Indelible marks

Tim Thompson uses his skill as a forensic anthropologist to help identify bodies by looking at their tattoos and piercings

November 13, 2008

University of Teesside researcher Tim Thompson is leading a three-year study of tattoos and piercings. But he is neither a fashion expert nor a sociologist: he is one of only nine accredited forensic anthropologists in the UK.

Dr Thompson has helped British police forces, but was also called in to help identify bodies after the Asian tsunami and the excavation of mass graves in Kosovo. “Forensic anthropologists are called in only when bodies are in such a condition that identification can be very difficult,” he said. Tattoos proved to be crucial in identifying individuals since they became clearer as the bodies decomposed. “The ink is injected into the dermis area of the skin. The epidermis, the outer layer, sloughs off and exposes the dermis.”

Dr Thompson, senior lecturer in crime scene science at Teesside, first had the idea of researching traces left by tattoos and piercings in his previous post as lecturer at the University of Dundee. He has now won funding from the Leverhulme Trust for a three-year PhD studentship.

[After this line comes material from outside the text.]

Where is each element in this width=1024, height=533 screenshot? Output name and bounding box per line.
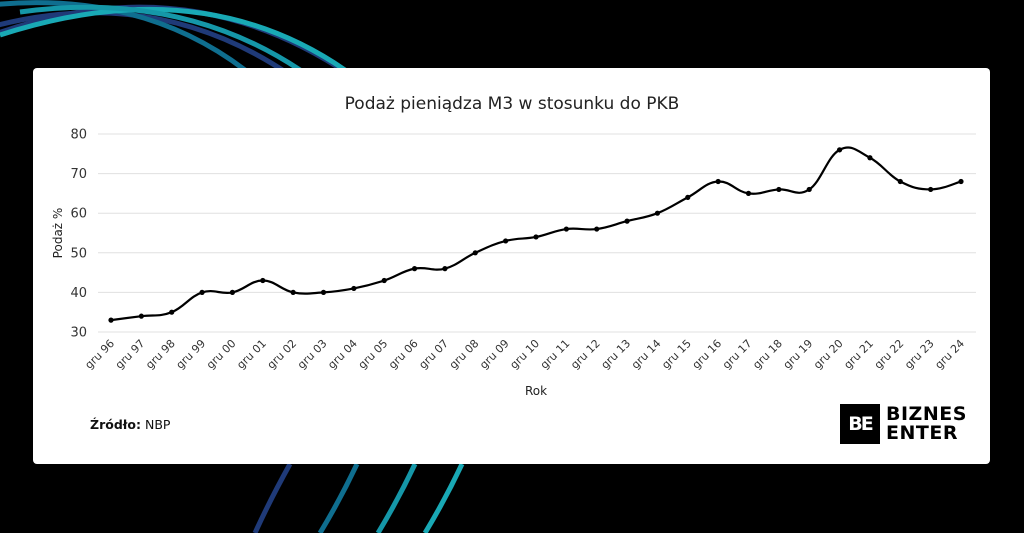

The research will include the composition of tattoo ink across the country. The components can vary dramatically, depending on who has made them. This chemical signature may mean that inks could be narrowed down to specific manufacturers, giving clues to where a person had been.

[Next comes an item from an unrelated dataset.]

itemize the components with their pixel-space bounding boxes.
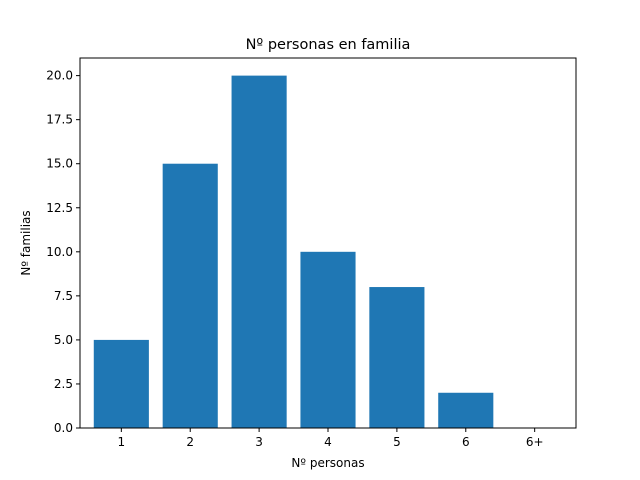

Dr Thompson said the chemicals can migrate to the lymph nodes: even if a body had been dismembered, traces of tattoo inks could be found in the armpits, for example.

Dr Thompson and PhD student Alex Starkie are also investigating whether particular types of people get particular styles of tattoo. “Traditionally, it was students or young people or sailors who got tattoos, but now it’s accountants and businesspeople as well. If we have information about a tattoo, its location or style or chemical composition, does that give us any information about the person and where they may have come from? It could help you narrow things down in terms of age or sex or geography.” Research is also needed on how long DNA lasts on a piercing.

“And if a body decays in the woods, what happens to piercings? Do they stay where they are, or do moles take them away?” Dr Thompson said. “At the moment, the research is UK-based, but there’s no reason why the techniques and principles couldn’t be applied elsewhere.”

He has seen enormous interest in forensic science, stimulated by television programmes such as CSI and a glut of crime novels. “I think, to be honest, it’s good and bad. It’s great that the interest is there with students coming into university, but people perhaps don’t appreciate the strengths and limits of the discipline.”